Главный орган, который формирует стратегию, закрепляет то, что мы прорабатываем – это международный ученый совет. С гордостью могу говорить: наш ученый совет, а это 50 человек, это цвет мировой науки. Там люди, которые считают честью дать свое согласие на работу. Это люди, которые имеют всемирно известные научные достижения, люди, которые руководили крупными проектами. И они все с готовностью работают у нас.
Это приводит к тому, что те же санкции перестают быть эффективными в отношении нас, потому что мы не являемся организацией одного государства. Главное, мы должны убедить всех в мире, что мы действительно работаем как международная организация. Что все наши цели связаны с получением результатов для всего человечества. Надо, чтобы все было прозрачно, чтобы мы были открыты к любой критике или к любым предложениям. Одно из величайших богатств нашего института сейчас – высокий международный авторитет.

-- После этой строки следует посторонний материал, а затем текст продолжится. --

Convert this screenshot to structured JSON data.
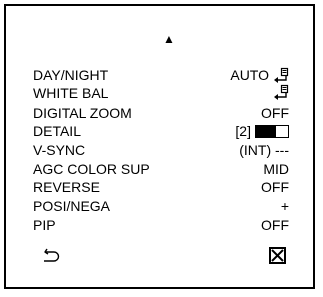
{
  "menu": {
    "scroll_up_icon": "triangle-up",
    "items": [
      {
        "label": "DAY/NIGHT",
        "value": "AUTO",
        "icon": "enter-icon"
      },
      {
        "label": "WHITE BAL",
        "value": "",
        "icon": "enter-icon"
      },
      {
        "label": "DIGITAL ZOOM",
        "value": "OFF"
      },
      {
        "label": "DETAIL",
        "value": "[2]",
        "level": 0.62
      },
      {
        "label": "V-SYNC",
        "value": "(INT) ---"
      },
      {
        "label": "AGC COLOR SUP",
        "value": "MID"
      },
      {
        "label": "REVERSE",
        "value": "OFF"
      },
      {
        "label": "POSI/NEGA",
        "value": "+"
      },
      {
        "label": "PIP",
        "value": "OFF"
      }
    ],
    "return_icon": "return-icon",
    "close_icon": "close-box-icon"
  }
}
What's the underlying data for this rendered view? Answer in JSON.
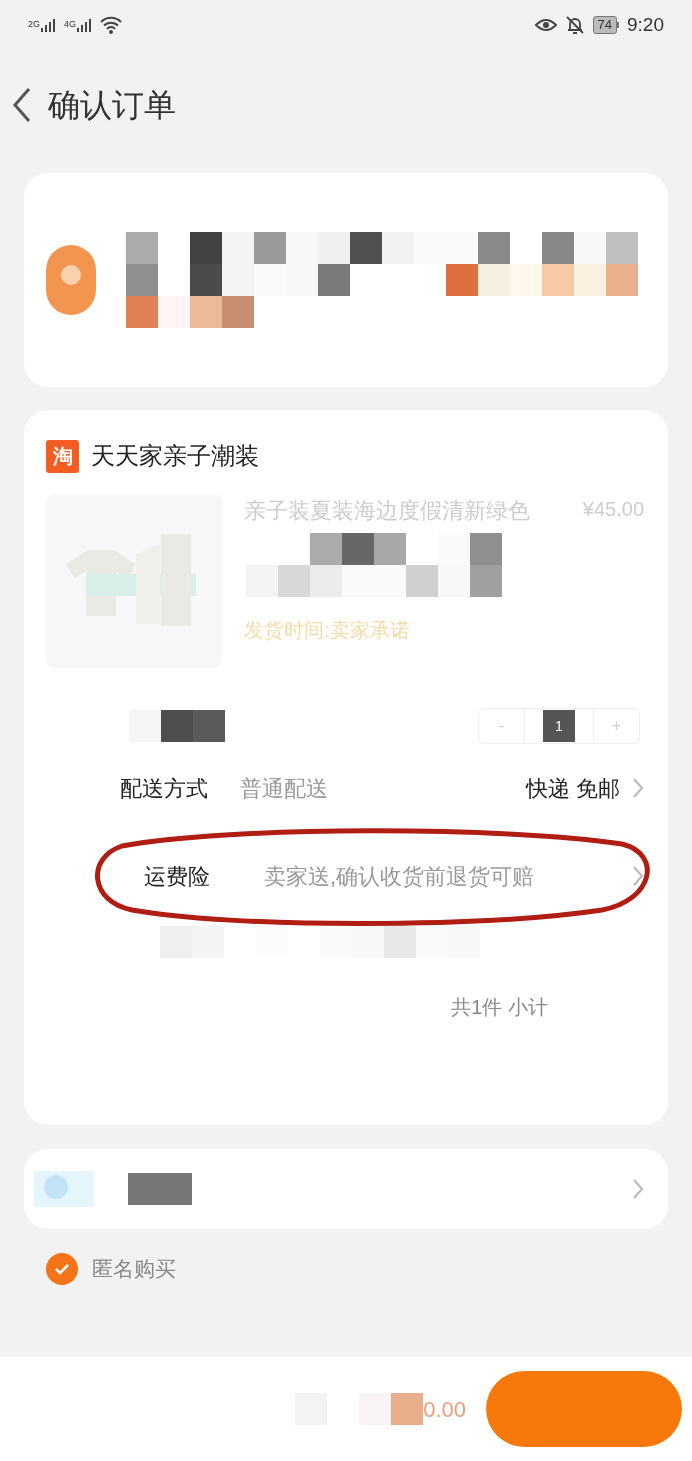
{
  "status_bar": {
    "networks": [
      "2G",
      "4G"
    ],
    "battery": "74",
    "time": "9:20"
  },
  "header": {
    "title": "确认订单"
  },
  "shop": {
    "name": "天天家亲子潮装",
    "badge": "淘"
  },
  "product": {
    "title": "亲子装夏装海边度假清新绿色",
    "price": "¥45.00",
    "shipping_time": "发货时间:卖家承诺",
    "quantity": {
      "minus": "-",
      "value": "1",
      "plus": "+"
    }
  },
  "rows": [
    {
      "label": "配送方式",
      "value": "普通配送",
      "extra": "快递 免邮",
      "highlighted": false
    },
    {
      "label": "运费险",
      "value": "卖家送,确认收货前退货可赔",
      "extra": "",
      "highlighted": true
    }
  ],
  "summary": "共1件 小计",
  "anonymous": {
    "label": "匿名购买",
    "checked": true
  },
  "total_fragment": "0.00"
}
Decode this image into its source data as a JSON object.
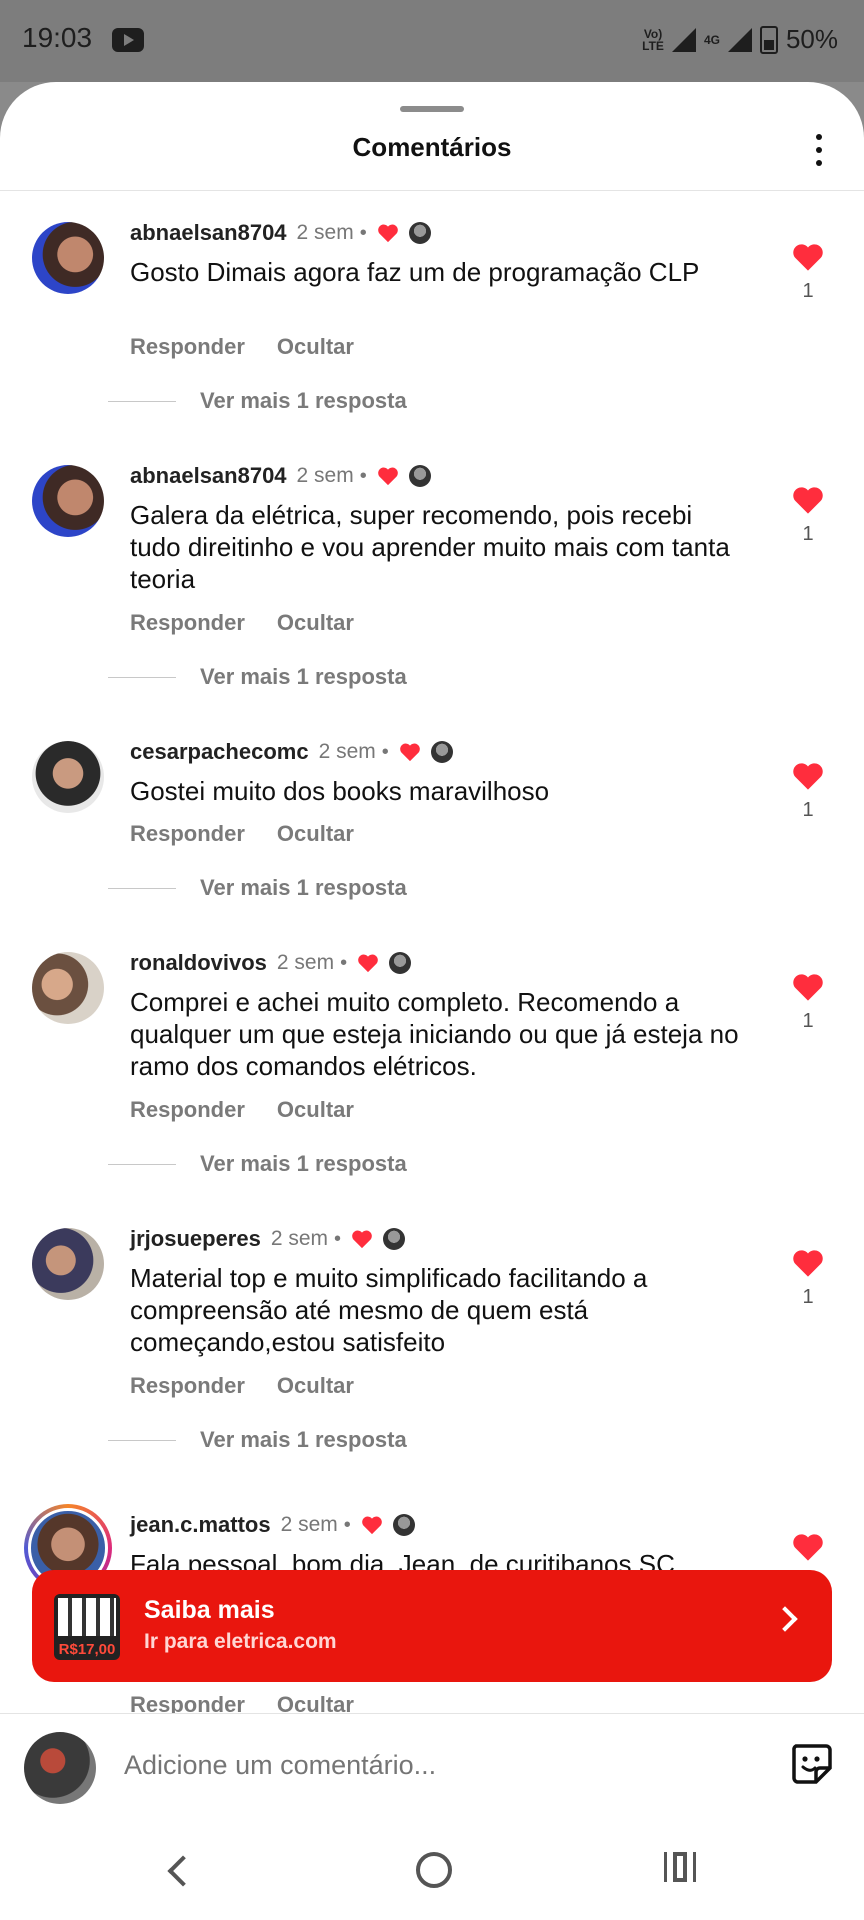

Наши важнейшие установки: комплекс NICA, Фабрика сверхтяжелых элементов и Байкальский телескоп уже входят в ландшафт фундаментальной физики в мире. Мы являемся элементами мировой стратегии.
– В создании Байкальского телескопа принимали участие порядка десяти организаций из разных стран. Какую роль в создании телескопа играл Объединенный институт ядерных исследований?
– Сама идея таких крупномасштабных детекторов частиц родилась в России и в значительной степени в Дубне. Примерно в то же время, когда организовывали институт. Идею предложили для того, чтобы понять, какую роль нейтрино играет и как можно его использовать.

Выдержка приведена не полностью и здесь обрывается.